Thickening Existing Alfalfa Stands

Thickening Existing Alfalfa Stands

August 8, 2008

Last spring many people had a tough time starting new alfalfa stands, and some older stands thinned out over the winter.

New alfalfa fields are expensive to establish. If thin stands can be thickened by interseeding, it's cheaper than starting over.Young fields less than one year old often can be thickened and salvaged fairly easily. Older fields, though, are a different story.

Seeding alfalfa into older alfalfa stands to thicken them usually doesn't work well due to autotoxicity, build up of diseases, and competition from existing plants. Usually it's better to seed an entirely new field, preferably in a new location.
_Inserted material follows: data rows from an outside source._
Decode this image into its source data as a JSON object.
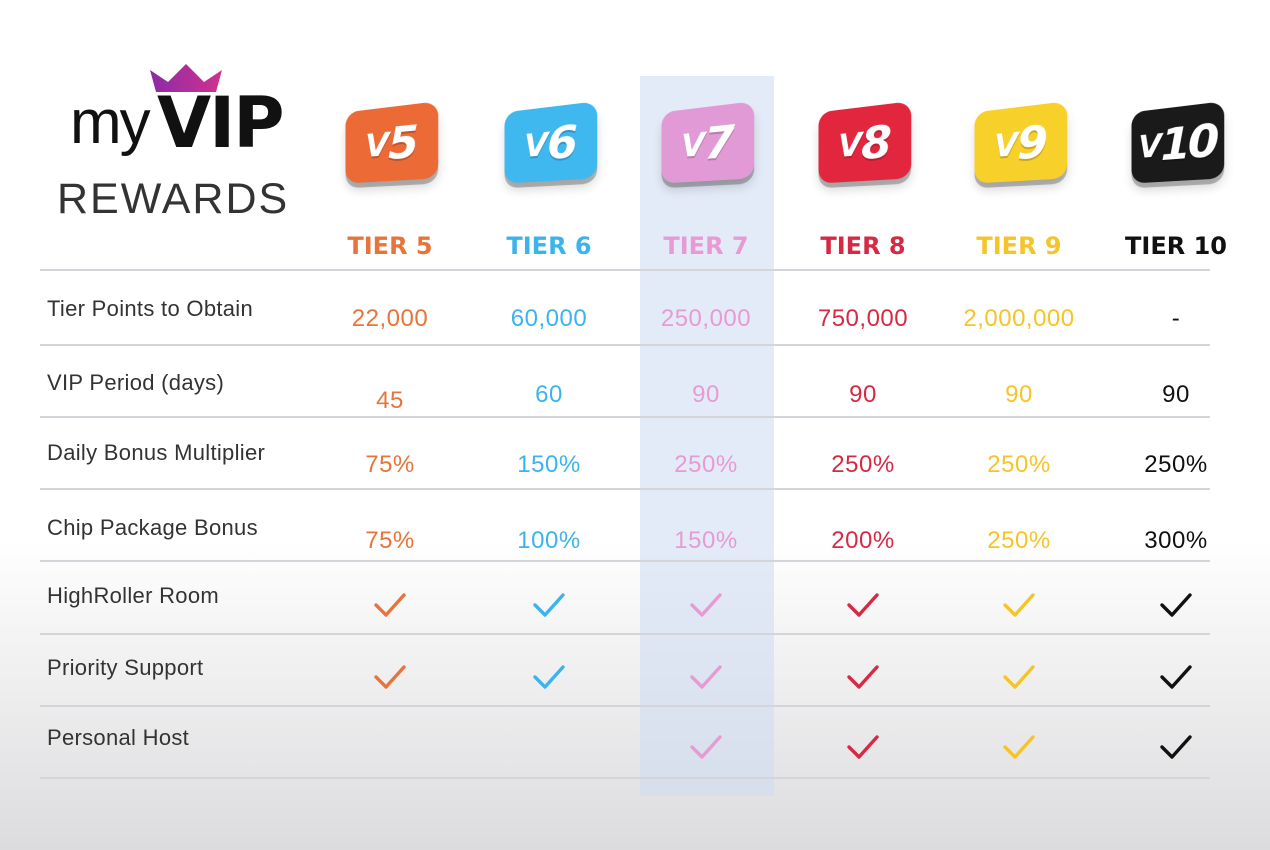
{
  "logo": {
    "line1_a": "my",
    "line1_b": "VIP",
    "line2": "REWARDS"
  },
  "tiers": [
    {
      "badge": "5",
      "label": "TIER 5",
      "color": "#e8743b",
      "badge_color": "#ec6a35"
    },
    {
      "badge": "6",
      "label": "TIER 6",
      "color": "#3db3ee",
      "badge_color": "#3fb8f0"
    },
    {
      "badge": "7",
      "label": "TIER 7",
      "color": "#e89ad4",
      "badge_color": "#e29ad6"
    },
    {
      "badge": "8",
      "label": "TIER 8",
      "color": "#d62a44",
      "badge_color": "#e2263e"
    },
    {
      "badge": "9",
      "label": "TIER 9",
      "color": "#f5c428",
      "badge_color": "#f7d02a"
    },
    {
      "badge": "10",
      "label": "TIER 10",
      "color": "#111111",
      "badge_color": "#1a1a1a"
    }
  ],
  "rows": [
    {
      "label": "Tier Points to Obtain",
      "values": [
        "22,000",
        "60,000",
        "250,000",
        "750,000",
        "2,000,000",
        "-"
      ]
    },
    {
      "label": "VIP Period (days)",
      "values": [
        "45",
        "60",
        "90",
        "90",
        "90",
        "90"
      ]
    },
    {
      "label": "Daily Bonus Multiplier",
      "values": [
        "75%",
        "150%",
        "250%",
        "250%",
        "250%",
        "250%"
      ]
    },
    {
      "label": "Chip Package Bonus",
      "values": [
        "75%",
        "100%",
        "150%",
        "200%",
        "250%",
        "300%"
      ]
    },
    {
      "label": "HighRoller Room",
      "checks": [
        true,
        true,
        true,
        true,
        true,
        true
      ]
    },
    {
      "label": "Priority Support",
      "checks": [
        true,
        true,
        true,
        true,
        true,
        true
      ]
    },
    {
      "label": "Personal Host",
      "checks": [
        false,
        false,
        true,
        true,
        true,
        true
      ]
    }
  ]
}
Sometimes, though, older stands can be thickened successfully. The best candidates are irrigated fields on well drained sandy or coarse-textured soils.

Begin by harvesting alfalfa that already is there. If the stand was weedy, control the weeds with herbicides, even if it might injure the existing alfalfa plants. Then get a drill that can cut into untilled soil and place new seed only about 1/4 inch deep. Usually a grain drill in good condition with a box for small seeds will do, but sometimes you might need a more rugged no-till drill.

Drill seed as soon after harvest as possible. Any delay increases the risk of weeds and competition causing a failure. As existing alfalfa regrows, harvest it early again to help open the canopy so new seedlings get more sunlight. Also be very watchful for weeds. Several herbicides can control weeds without much injury to new alfalfa.